# Code Coupling Experiment — Structured Report
**Source:** [Perplexity Thread 7eae3017-9f02-4a34-bd50-742df95924e6](https://www.perplexity.ai/search/7eae3017-9f02-4a34-bd50-742df95924e6)

---

## 1. CONTEXT & BACKGROUND

The thread discusses a series of experiments on **text-mediated coupling** (also called "consistency loss coupling"), validated first on FEVER (fact verification), then on KataGo (Go game commentary), and now being extended to **code**. The user's prior experiments produced strong positive results and the thread explores (a) how to design a code generalization experiment, (b) the actual results of a rich-ontology code experiment, and (c) follow-up analysis of failure modes.

---

## 2. EXPERIMENT GOAL

**Primary goal:** Prove that the consistency-loss coupling mechanism generalizes from natural language (Go/FEVER) to the **code domain**.

**Core claim to test:** "Consistency loss is sufficient to pull random explanations toward correctness (Phase 1) and maintains coupling when starting from correct explanations (Phase 2). This demonstrates both the mechanism's causal power and its practical applicability."
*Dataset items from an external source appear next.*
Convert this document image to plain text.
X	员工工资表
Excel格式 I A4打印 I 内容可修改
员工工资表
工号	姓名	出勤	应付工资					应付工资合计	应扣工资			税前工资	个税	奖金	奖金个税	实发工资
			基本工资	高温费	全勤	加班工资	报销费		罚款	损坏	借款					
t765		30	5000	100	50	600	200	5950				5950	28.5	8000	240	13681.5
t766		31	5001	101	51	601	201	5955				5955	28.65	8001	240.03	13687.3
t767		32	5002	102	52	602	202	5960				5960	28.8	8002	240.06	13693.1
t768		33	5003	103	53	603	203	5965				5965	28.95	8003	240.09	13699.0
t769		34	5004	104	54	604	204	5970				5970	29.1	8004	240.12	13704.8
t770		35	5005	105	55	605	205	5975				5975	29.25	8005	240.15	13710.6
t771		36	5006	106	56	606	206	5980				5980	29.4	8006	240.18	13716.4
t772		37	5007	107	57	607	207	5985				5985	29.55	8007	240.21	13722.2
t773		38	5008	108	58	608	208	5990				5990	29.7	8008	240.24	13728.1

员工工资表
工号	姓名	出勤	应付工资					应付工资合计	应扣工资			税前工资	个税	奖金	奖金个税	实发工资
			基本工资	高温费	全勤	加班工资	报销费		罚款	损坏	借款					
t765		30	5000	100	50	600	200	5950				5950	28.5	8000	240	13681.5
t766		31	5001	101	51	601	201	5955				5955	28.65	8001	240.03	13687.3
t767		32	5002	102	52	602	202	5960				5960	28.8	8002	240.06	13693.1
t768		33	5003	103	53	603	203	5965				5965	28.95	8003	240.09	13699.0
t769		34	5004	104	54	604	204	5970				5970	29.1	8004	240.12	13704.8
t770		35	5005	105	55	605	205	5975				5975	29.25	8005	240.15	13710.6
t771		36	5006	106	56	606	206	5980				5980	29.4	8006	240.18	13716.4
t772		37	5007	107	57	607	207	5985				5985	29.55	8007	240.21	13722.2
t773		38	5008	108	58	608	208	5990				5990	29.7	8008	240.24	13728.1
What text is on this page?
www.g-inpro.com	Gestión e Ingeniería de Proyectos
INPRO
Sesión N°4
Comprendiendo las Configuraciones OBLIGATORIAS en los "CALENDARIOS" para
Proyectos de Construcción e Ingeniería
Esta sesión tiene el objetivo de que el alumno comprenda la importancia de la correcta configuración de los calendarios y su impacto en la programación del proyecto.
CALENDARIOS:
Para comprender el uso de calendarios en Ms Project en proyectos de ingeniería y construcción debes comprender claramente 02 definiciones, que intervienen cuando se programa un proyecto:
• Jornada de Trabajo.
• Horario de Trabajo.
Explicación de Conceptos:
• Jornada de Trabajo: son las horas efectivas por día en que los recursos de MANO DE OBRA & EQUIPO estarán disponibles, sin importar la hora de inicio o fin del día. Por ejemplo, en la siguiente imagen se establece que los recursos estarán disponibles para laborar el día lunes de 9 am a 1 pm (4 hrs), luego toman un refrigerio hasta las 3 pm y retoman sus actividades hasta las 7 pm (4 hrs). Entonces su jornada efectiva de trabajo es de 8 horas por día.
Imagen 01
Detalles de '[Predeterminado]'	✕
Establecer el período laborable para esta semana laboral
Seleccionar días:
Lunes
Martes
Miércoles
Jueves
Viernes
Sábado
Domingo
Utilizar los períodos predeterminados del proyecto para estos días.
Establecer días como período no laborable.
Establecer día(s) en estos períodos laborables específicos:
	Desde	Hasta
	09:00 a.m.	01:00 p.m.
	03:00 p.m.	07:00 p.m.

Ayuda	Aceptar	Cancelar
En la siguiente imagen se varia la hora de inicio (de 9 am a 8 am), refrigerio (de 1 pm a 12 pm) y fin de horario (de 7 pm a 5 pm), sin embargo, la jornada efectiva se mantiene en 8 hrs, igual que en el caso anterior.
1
**Key hypothesis:** If the `claim_pressure_high` variant beats `frozen_pretrained` on factual accuracy, the coupling mechanism (prose ↔ verifiable claims via shared hidden states + consistency loss) is domain-agnostic.

---

## 3. VALIDATED PRIOR RESULTS (FEVER & KataGo)

### FEVER Proxy Results
- **100% accuracy**: Rationale representations fully determine scalar claim bins
- **100% faithfulness**: To original rationales in counterfactual swaps (0% swap influence)
- Unchanged language model-level rationale quality
- `claim_only_pooling` negative control: Pooling the wrong token span destroys the coupling mechanism → **proves claims are in the text, not hidden states**

### Generated Rationale + Scalar Claim Results
- Consistency loss creates **robust semantic coupling** between generated prose and verifiable claims
- Model learned to encode latent state information in generated rationales, which consistency loss then couples to oracle-verified scalar claims

### KataGo Win-Probability Results
- With oracle supervision and consistency loss: **clear positive results**
- Core mechanism validated: LMs produce inline verifiable claims sharing hidden state representations with prose, graded by domain oracle

---

## 4. CODE EXPERIMENT DESIGN

### Why Code Is a Good Domain
| Aspect | Go Domain | Code Domain |
|--------|-----------|-------------|
| Generated output | Natural language commentary | Natural language explanation |
| Interleaved claims | Win-prob, score-lead, urgency | Complexity, correctness, behavior |
| Oracle | KataGo analysis | Static analyzer / test suite |

### Why Code Is Stronger (Theoretical Advantages)
1. **Claim scalar oracle**: Static analysis tools (e.g., Big-O complexity analyzers) provide deterministic scalar/categorical outputs, just like KataGo's win-probability
2. **Generated prose + verifiable claim**: Model generates algorithm explanation + complexity claim → analyzer verifies
3. **No execution noise**: Unlike test-based verification, complexity analysis is deterministic and doesn't require running code

### Concrete Experiment Design — Vanilla Version

**Dataset:** 2,000–5,000 algorithm implementations with known complexity classes
- Use problems from LeetCode/Codeforces with annotated solutions
- Extract: problem description, solution code, ground-truth complexity (time/space)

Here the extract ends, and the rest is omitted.